En más de un pasaje de su novela Hércules y yo, el erudito inglés Robert Graves pone en claro el posible origen griego de la triskaidekaphobia (triscaidecafobia), o sea, la fobia hacia el número 13, tan extendida por todo el mundo occidental, y manifiesta en la omisión de ese número ordinal en la secuencia de números de calles, en la de números de competidores deportivos, en la de los asientos en medios de transporte —especialmente en los aéreos—, en listados e inventarios, en ediciones de softwares, en números de tracks en los discos, etcétera. Casi inequívocamente las secuencias de pronombres numerales y ordinales pasan del 12 al 14, o del decimosegundo al decimocuarto, o se crean curiosas soluciones de continuidad entre uno y otro, tales como 12 + 1, 11 + 2, 14 – 1, 12’, 12A, 12 ½, o se crean fórmulas apotropaicas de respuesta semejantes a la de decir “¡Jesús!” o “¡Salud!” cuando alguien estornuda para que no se le escape el alma, y que para el caso de que alguien mencione el 13, consisten en responderle al infractor: “¡Tócate!”, como para conjurar el mal efecto que ello pueda haber traído. ¿Tocarse qué? ¡Quién sabe!

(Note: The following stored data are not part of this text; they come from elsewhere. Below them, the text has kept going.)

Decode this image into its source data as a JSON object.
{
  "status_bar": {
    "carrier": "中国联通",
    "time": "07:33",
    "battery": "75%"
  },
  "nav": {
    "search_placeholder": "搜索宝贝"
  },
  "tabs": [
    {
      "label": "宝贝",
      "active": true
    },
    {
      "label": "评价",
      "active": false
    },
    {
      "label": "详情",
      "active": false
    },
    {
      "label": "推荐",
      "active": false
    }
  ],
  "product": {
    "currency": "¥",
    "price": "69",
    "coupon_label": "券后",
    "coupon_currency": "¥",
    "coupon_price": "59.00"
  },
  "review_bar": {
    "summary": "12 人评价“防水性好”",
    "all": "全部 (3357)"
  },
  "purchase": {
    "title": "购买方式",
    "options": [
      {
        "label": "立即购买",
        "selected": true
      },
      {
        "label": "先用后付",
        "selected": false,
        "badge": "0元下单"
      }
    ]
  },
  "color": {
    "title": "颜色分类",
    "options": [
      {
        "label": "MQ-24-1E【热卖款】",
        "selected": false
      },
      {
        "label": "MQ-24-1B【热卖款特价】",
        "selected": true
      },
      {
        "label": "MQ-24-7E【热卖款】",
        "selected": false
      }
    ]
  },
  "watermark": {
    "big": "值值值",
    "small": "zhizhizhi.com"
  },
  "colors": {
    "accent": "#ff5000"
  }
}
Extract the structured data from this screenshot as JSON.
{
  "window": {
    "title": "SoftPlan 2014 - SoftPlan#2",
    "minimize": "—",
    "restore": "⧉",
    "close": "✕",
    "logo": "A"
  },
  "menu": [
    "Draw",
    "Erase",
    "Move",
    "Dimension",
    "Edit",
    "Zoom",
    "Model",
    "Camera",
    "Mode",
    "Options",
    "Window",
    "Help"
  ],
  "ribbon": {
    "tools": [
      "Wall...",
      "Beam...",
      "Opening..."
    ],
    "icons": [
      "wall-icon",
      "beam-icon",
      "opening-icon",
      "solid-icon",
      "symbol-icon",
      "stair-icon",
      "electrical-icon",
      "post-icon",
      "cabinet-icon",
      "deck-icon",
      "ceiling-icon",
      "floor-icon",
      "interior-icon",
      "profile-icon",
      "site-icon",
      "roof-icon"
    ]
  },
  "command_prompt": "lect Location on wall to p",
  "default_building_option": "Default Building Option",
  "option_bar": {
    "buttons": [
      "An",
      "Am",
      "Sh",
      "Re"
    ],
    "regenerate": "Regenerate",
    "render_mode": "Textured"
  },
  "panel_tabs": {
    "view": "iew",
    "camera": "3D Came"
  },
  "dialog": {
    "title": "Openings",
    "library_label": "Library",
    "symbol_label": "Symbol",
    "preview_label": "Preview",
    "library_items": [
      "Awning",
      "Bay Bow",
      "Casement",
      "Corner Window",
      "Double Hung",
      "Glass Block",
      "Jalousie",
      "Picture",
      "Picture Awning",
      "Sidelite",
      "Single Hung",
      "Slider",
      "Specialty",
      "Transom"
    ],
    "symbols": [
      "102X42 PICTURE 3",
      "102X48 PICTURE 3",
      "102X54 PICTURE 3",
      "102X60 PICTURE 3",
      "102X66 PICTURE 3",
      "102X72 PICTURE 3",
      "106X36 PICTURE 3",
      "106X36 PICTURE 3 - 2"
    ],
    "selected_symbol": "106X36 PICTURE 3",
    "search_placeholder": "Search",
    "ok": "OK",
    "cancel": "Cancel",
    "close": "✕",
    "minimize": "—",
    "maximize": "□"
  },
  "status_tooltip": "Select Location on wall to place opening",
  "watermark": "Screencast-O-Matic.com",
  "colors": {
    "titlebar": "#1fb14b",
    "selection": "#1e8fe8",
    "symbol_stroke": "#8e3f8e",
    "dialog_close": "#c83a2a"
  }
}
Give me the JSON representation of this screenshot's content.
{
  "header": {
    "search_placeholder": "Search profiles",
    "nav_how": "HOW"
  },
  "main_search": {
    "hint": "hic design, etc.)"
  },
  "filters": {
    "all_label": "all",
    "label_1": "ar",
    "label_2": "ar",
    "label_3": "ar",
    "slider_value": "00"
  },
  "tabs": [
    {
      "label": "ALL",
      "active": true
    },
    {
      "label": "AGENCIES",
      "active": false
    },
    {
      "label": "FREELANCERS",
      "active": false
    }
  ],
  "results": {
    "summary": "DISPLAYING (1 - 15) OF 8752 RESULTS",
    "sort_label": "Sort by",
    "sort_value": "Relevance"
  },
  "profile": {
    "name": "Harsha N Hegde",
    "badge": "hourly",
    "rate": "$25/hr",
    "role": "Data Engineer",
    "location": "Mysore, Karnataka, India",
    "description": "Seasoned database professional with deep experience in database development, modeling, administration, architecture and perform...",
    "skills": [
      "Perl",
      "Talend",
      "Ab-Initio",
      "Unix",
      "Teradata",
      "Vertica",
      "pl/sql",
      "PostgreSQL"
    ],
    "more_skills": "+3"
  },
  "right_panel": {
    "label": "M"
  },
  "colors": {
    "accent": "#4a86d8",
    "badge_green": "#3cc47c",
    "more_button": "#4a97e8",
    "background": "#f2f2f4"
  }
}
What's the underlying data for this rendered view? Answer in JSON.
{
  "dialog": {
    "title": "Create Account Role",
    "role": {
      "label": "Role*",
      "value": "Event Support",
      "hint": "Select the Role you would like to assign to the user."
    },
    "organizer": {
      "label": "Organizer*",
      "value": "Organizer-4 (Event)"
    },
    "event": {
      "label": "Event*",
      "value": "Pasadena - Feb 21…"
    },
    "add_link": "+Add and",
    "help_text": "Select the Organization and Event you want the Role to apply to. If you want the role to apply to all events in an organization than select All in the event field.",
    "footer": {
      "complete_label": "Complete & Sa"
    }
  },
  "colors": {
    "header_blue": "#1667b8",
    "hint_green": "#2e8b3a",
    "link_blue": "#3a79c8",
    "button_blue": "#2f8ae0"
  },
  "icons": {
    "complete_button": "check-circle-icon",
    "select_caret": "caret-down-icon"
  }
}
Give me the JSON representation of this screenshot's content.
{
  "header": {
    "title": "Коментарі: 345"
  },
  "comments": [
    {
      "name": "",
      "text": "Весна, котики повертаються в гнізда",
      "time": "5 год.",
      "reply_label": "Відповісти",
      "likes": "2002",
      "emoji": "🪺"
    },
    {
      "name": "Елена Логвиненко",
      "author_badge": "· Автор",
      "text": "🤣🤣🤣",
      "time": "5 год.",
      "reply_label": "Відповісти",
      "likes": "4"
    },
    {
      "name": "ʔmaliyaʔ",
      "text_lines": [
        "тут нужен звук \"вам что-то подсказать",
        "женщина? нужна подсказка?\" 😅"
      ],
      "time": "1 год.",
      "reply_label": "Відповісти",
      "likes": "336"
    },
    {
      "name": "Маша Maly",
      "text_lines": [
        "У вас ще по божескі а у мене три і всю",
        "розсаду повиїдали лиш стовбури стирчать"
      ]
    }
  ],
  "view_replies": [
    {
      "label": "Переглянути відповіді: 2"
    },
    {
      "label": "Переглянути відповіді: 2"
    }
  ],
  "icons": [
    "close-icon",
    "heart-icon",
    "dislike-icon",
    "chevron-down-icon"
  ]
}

Es posible, y puede que probable, que la fobia occidental hacia el 13 tenga un origen propiamente griego y no pelasgo. No son lo mismo los griegos que los pelasgos. Los pelasgos habitaban los Balcanes desde tiempo inmemorial, y los griegos, indoeuropeos, llegaron después. Esto puede significar que, como iremos viendo, esta fobia al 13, tan generalizada, es de origen indoeuropeo, es decir, no estaba en los Balcanes de tiempos arcaicos, sino que fue traída por las tribus que llegaron a diversas regiones de Eurasia entre el quinto y el tercer milenios antes de nuestra era, procedentes de en torno al Mar Negro.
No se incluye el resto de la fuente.